3.3.5. L'impact du conflit socio-cognitif
Le conflit socio-cognitif favorise le développement de
nombreuses compétences, dans des domaines très variés. Il
influe sur le développement et certaines fonctions cognitives mais
également sur les compétences sociales.
Le conflit socio-cognitif facilite les apprentissages
cognitifs. Les progrès réalisés sont
généralisables à d'autres connaissances du même
type. Par exemple, lorsqu'un enfant fait des progrès dans des
problèmes concernant la conservation des longueurs, il
généralisera cette acquisition. Ainsi, les problèmes
concernant la conservation des quantités seront résolus avec
davantage de facilité. Le conflit socio-cognitif permet donc à
l'enfant d'accéder à un schème de niveau supérieur.
En effet, il parvient à repérer dans une action ou une situation
ce qui est généralisable et à le transposer dans une autre
situation représentant des éléments communs avec la
précédente.
D'autres progrès ont lieu dans le domaine cognitif,
plus particulièrement au niveau des fonctions cognitives comme les
« régulateurs d'action ». Ces progrès ont
lieu grâce aux déstabilisations provoquées par les
interventions du partenaire. Cette déstabilisation concerne la
représentation du problème et des possibilités d'action.
En effet, après une intervention
« déstabilisante », le sujet change la
représentation qu'il s'était faite du problème ou sa
représentation de la manière d'exécuter la tâche.
Ainsi, les progrès se rapportent à certaines fonctions
cognitives fortement liées aux relations sociales comme les
régulateurs de l'action. Ces derniers désignent les
capacités d'organisation, de contrôle et de vérification
impliqués dans la résolution de problème. Ainsi, le sujet
développe ses capacités d'identification du problème
(déduction d'un certain nombre de faits à partir de la situation
de problème permettant sa résolution), de création de
stratégie, planification (anticipation des actions ainsi que les
résultats de celles-ci), de contrôle des opérations
(attention aux résultats des actions, et mémorisation des erreurs
pour éviter de les reproduire), ou encore la capacité de
changement de représentation du problème en cas d'impasse ...

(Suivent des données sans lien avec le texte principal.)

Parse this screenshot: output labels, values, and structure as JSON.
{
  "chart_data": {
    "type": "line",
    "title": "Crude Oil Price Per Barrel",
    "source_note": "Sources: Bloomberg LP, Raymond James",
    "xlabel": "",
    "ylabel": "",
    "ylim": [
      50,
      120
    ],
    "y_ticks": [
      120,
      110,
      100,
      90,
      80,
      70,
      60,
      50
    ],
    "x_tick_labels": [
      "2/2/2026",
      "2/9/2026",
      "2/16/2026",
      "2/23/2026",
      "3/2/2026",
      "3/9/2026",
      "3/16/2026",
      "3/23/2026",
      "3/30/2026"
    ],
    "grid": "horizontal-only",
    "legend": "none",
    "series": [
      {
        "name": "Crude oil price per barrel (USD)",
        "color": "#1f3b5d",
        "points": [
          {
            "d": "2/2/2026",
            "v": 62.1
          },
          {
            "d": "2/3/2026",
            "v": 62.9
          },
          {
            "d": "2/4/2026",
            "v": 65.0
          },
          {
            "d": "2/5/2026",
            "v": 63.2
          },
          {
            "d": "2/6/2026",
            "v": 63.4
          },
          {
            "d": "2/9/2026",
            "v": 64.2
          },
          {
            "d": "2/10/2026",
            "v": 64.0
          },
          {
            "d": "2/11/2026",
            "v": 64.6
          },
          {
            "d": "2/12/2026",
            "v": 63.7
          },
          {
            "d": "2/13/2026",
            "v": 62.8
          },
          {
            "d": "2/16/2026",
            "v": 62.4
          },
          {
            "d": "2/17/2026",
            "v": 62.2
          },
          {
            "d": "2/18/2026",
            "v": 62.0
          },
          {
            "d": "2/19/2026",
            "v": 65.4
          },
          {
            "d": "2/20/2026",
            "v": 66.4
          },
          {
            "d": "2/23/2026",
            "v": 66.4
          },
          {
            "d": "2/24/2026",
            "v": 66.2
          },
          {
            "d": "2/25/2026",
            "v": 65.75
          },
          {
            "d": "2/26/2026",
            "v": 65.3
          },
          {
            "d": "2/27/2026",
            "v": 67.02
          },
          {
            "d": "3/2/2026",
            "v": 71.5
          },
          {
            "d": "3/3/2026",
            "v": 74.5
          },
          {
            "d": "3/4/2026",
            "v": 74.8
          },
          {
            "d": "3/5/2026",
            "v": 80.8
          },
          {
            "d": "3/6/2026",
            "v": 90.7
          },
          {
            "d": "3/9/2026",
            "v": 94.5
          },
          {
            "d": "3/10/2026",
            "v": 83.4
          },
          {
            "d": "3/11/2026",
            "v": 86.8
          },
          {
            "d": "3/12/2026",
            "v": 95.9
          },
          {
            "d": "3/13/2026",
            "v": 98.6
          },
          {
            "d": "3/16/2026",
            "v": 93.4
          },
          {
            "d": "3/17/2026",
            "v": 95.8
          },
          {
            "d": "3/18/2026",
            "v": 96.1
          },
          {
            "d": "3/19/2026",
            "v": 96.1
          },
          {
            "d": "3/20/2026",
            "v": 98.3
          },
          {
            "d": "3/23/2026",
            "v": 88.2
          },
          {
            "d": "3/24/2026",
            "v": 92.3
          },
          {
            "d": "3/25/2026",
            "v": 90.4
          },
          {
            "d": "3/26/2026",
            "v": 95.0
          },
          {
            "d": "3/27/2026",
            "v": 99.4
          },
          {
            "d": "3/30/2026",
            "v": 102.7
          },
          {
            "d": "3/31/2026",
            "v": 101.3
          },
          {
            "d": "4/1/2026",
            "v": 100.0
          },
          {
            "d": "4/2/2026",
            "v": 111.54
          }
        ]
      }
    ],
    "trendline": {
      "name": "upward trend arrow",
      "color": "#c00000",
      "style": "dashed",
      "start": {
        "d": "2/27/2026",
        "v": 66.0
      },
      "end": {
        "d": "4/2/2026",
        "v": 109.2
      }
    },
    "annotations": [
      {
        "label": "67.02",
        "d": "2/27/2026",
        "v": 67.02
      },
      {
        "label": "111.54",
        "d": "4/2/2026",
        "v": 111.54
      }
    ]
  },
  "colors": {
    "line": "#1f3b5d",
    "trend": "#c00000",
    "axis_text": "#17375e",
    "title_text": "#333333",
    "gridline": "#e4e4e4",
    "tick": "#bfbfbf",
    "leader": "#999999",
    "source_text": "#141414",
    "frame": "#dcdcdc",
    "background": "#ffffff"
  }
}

D'autre part, les compétences sociales seront
facilitées par la participation du sujet à de telles situations
d'interactions. Les catégories mentales se mettraient en place lors de
la participation de l'enfant à des interactions sociales de nature
très variées. Le développement cognitif se structurerait
à partir de la structuration de l'environnement social (normes
représentations, règles) qui organiserait les interactions
sociales. Ces nouvelles compétences cognitives favoriseraient le
développement des compétences sociales et permettraient à
l'enfant de participer à des interactions sociales plus
élaborées. C'est dans ce contexte que Doise affirme «A tout
moment de son développement, des compétences spécifiques
permettent à l'individu de participer à des interactions sociales
relativement complexes qui peuvent donner lieu à de nouvelles
compétences individuelles qui pourront s'enrichir de nouveau lors de
participations à d'autres interactions sociales.» (pp.125-126,
1993)
De cette manière, une sorte de spirale
développementale se réaliserait dans le conflit socio-cognitif.
Les apprentissages cognitifs servent de prérequis à de futurs
apprentissages. Ils servent de base à la régulation
d'interactions sociales plus complexes, qui, elles-mêmes, permettront
l'émergence de processus cognitifs plus évolués. C'est ce
qu'exprime Doise (p. 37, 1997) en disant qu'en coordonnant ses propres
actions avec celles d'autrui, il élabore des systèmes de
coordination de ses actions et arrive à les reproduire tout seul par la
suite. La causalité que nous attribuons à l'interaction sociale
n'est pas unidirectionnelle; elle est circulaire et progresse en spirale :
par l'interaction, l'individu maitrise certaines coordinations lui permettant
alors de participer à des interactions sociales plus
élaborées, qui, à leur tour, deviennent source de
développement cognitif. Ainsi, à des niveaux précis du
développement cognitif, certaines interactions sociales, agissant comme
un de ces inducteurs de l'embryogenèse, entraînent le
développement d'une nouvelle organisation cognitive.